Cohen Trevor, Widdows Dominic
School of Biomedical Informatics, The University of Texas Health Science Center, Houston, TX, United States.
Grab, Inc., Seattle, WA, United States.
J Biomed Inform. 2017 Apr;68:150-166. doi: 10.1016/j.jbi.2017.03.003. Epub 2017 Mar 8.
This paper concerns the generation of distributed vector representations of biomedical concepts from structured knowledge, in the form of subject-relation-object triplets known as semantic predications. Specifically, we evaluate the extent to which a representational approach we have developed for this purpose previously, known as Predication-based Semantic Indexing (PSI), might benefit from insights gleaned from neural-probabilistic language models, which have enjoyed a surge in popularity in recent years as a means to generate distributed vector representations of terms from free text. To do so, we develop a novel neural-probabilistic approach to encoding predications, called Embedding of Semantic Predications (ESP), by adapting aspects of the Skipgram with Negative Sampling (SGNS) algorithm to this purpose. We compare ESP and PSI across a number of tasks including recovery of encoded information, estimation of semantic similarity and relatedness, and identification of potentially therapeutic and harmful relationships using both analogical retrieval and supervised learning. We find advantages for ESP in some, but not all of these tasks, revealing the contexts in which the additional computational work of neural-probabilistic modeling is justified.

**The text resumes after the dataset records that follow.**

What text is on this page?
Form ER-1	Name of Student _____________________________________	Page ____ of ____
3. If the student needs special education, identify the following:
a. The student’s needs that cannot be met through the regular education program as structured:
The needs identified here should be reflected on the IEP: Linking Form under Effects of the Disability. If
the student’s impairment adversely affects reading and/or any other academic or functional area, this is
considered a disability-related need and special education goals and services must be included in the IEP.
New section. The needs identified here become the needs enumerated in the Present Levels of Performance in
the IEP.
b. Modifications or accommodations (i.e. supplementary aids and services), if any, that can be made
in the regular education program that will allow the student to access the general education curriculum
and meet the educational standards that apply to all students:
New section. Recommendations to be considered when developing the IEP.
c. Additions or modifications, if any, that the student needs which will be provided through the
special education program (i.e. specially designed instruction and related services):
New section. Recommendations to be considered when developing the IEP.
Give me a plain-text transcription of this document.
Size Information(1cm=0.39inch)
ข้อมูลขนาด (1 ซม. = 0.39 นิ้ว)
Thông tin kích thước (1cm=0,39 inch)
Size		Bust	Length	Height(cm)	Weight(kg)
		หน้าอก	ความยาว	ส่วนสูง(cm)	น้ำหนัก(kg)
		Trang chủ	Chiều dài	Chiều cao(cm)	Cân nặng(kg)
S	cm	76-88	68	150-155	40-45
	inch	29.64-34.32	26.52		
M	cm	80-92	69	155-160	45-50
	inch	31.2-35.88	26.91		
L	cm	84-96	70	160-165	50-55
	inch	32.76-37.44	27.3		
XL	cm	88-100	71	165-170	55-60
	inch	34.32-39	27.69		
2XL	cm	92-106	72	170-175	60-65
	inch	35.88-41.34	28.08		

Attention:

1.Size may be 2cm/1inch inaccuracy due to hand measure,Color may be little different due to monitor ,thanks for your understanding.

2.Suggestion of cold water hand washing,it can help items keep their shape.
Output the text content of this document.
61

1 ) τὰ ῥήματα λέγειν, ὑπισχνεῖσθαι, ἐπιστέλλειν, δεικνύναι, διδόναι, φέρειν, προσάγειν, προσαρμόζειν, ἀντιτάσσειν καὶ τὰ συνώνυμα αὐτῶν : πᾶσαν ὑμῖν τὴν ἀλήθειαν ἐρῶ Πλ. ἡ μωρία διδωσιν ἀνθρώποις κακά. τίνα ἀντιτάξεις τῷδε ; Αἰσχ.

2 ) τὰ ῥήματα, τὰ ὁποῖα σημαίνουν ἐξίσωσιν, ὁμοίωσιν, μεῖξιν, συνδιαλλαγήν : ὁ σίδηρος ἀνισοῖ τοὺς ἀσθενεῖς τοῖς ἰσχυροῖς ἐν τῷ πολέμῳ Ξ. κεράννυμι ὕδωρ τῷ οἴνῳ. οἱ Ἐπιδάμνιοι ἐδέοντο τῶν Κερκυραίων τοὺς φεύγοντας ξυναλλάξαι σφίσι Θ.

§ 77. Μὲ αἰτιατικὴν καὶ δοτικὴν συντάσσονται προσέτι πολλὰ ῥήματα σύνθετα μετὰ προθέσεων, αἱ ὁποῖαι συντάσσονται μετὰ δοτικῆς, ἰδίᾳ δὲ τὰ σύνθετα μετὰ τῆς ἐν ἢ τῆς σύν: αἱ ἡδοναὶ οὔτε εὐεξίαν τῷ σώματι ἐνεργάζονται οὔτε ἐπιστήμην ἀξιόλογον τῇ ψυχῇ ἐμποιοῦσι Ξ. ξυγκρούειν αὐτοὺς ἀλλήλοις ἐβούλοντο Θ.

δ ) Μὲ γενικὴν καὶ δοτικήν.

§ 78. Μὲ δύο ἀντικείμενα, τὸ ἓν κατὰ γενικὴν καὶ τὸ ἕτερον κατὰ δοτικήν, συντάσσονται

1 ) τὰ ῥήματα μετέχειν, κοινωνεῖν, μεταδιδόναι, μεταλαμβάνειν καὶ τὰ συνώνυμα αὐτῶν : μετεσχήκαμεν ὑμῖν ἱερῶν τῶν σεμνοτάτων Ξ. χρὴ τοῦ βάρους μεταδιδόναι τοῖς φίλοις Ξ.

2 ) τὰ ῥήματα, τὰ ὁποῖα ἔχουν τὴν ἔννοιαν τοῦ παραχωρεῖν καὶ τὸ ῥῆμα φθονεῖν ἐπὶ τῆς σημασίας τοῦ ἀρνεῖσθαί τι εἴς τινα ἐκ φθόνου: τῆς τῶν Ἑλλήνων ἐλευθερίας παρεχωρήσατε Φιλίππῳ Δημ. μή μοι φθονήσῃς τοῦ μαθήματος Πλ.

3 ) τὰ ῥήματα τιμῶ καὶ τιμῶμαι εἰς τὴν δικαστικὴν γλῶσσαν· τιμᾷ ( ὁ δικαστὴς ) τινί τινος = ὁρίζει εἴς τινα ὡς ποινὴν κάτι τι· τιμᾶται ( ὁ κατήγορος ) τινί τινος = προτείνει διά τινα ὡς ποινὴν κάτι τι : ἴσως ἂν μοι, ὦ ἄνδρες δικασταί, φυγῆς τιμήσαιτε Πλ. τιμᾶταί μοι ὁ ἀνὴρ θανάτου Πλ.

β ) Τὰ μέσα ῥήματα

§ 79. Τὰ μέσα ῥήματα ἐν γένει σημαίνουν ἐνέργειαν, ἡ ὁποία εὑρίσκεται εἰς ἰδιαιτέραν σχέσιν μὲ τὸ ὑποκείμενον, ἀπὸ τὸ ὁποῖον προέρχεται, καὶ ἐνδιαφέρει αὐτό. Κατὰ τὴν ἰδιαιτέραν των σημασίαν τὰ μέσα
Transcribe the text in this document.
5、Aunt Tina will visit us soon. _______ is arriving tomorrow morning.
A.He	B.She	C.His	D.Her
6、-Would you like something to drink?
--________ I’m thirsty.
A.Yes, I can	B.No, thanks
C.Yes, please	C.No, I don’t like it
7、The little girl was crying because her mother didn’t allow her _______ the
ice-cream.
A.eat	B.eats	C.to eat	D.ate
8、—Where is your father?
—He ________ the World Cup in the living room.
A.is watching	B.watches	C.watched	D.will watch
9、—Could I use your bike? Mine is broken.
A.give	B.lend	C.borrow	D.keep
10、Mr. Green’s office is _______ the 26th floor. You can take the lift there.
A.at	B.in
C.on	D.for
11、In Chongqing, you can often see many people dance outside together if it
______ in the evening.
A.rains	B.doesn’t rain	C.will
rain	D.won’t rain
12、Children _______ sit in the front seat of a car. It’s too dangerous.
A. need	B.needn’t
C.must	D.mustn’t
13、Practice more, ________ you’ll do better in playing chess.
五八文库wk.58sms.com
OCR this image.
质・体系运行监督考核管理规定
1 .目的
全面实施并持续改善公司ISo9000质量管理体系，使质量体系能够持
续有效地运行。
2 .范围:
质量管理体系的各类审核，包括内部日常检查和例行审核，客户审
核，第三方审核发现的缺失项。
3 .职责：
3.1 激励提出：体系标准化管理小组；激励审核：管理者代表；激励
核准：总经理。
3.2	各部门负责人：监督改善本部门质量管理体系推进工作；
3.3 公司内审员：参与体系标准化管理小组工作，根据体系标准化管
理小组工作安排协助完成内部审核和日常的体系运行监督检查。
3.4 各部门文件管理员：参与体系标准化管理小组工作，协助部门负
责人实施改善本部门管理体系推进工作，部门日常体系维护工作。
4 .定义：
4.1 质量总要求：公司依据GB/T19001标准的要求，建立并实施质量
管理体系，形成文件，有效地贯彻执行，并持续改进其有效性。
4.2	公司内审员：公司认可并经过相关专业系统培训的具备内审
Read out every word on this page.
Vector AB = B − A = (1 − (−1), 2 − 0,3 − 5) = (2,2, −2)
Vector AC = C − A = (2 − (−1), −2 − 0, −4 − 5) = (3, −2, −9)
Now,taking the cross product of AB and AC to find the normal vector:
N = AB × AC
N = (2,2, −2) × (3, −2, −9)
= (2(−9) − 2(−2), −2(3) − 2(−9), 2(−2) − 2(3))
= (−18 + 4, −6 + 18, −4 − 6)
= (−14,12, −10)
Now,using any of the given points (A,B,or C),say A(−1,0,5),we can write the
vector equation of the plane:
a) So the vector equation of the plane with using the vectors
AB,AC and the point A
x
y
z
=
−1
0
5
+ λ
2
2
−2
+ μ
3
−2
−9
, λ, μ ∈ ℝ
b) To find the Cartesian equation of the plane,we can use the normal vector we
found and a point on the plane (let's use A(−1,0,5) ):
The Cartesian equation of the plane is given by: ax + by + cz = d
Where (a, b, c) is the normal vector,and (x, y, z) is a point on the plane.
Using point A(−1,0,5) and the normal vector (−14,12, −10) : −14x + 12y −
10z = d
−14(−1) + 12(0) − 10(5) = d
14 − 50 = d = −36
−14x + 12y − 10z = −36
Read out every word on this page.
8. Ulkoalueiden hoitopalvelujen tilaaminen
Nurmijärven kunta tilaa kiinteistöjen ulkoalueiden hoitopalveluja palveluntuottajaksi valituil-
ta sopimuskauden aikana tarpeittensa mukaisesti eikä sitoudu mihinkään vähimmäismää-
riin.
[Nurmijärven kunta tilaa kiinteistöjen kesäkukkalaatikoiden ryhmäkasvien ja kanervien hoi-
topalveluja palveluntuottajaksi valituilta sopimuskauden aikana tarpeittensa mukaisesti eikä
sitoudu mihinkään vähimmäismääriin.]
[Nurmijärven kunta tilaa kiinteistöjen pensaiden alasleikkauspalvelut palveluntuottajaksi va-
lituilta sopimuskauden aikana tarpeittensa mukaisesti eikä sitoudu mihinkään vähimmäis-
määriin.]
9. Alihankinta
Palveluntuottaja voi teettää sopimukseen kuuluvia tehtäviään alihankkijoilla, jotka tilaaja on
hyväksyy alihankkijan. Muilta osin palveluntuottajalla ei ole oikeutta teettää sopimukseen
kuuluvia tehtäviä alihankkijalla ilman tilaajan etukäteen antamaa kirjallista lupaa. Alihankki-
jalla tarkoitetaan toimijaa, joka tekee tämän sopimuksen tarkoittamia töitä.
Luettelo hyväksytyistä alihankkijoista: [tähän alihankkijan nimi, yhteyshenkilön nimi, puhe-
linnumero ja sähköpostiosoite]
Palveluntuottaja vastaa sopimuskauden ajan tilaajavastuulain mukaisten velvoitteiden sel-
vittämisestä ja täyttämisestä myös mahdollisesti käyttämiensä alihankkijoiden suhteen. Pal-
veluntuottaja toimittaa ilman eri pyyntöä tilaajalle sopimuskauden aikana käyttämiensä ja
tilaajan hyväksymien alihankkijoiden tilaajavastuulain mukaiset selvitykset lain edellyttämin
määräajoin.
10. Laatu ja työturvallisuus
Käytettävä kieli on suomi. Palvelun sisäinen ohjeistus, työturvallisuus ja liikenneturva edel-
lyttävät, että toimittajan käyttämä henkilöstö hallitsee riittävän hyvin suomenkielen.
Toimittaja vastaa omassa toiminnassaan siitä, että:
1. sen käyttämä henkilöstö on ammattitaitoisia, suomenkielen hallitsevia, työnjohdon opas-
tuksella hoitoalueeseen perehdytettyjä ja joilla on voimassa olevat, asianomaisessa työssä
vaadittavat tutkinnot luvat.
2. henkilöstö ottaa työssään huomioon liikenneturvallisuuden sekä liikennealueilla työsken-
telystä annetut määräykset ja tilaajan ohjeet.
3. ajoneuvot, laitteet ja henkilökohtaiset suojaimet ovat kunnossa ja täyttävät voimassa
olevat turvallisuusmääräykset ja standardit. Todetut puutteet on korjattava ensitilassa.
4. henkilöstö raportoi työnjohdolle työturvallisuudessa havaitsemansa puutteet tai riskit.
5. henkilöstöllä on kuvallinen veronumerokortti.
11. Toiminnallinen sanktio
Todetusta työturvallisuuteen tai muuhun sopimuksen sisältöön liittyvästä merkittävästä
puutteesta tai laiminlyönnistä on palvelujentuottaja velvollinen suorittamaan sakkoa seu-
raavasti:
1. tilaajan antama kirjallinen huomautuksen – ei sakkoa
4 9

本文关注从结构化知识中生成生物医学概念的分布式向量表示,这些结构化知识以称为语义谓词的主语 - 关系 - 宾语三元组的形式存在。具体而言,我们评估了一种我们之前为此目的开发的表示方法,即基于谓词的语义索引(PSI),在多大程度上可能受益于从神经概率语言模型中获得的见解,近年来,神经概率语言模型作为一种从自由文本中生成术语分布式向量表示的手段而大受欢迎。为此,我们通过将负采样Skipgram(SGNS)算法的各个方面应用于此目的,开发了一种新颖的神经概率方法来编码谓词,称为语义谓词嵌入(ESP)。我们在多个任务中比较了ESP和PSI,包括编码信息的恢复、语义相似性和相关性的估计,以及使用类比检索和监督学习来识别潜在的治疗和有害关系。我们发现在其中一些但并非所有这些任务中ESP具有优势,揭示了神经概率建模的额外计算工作合理的上下文。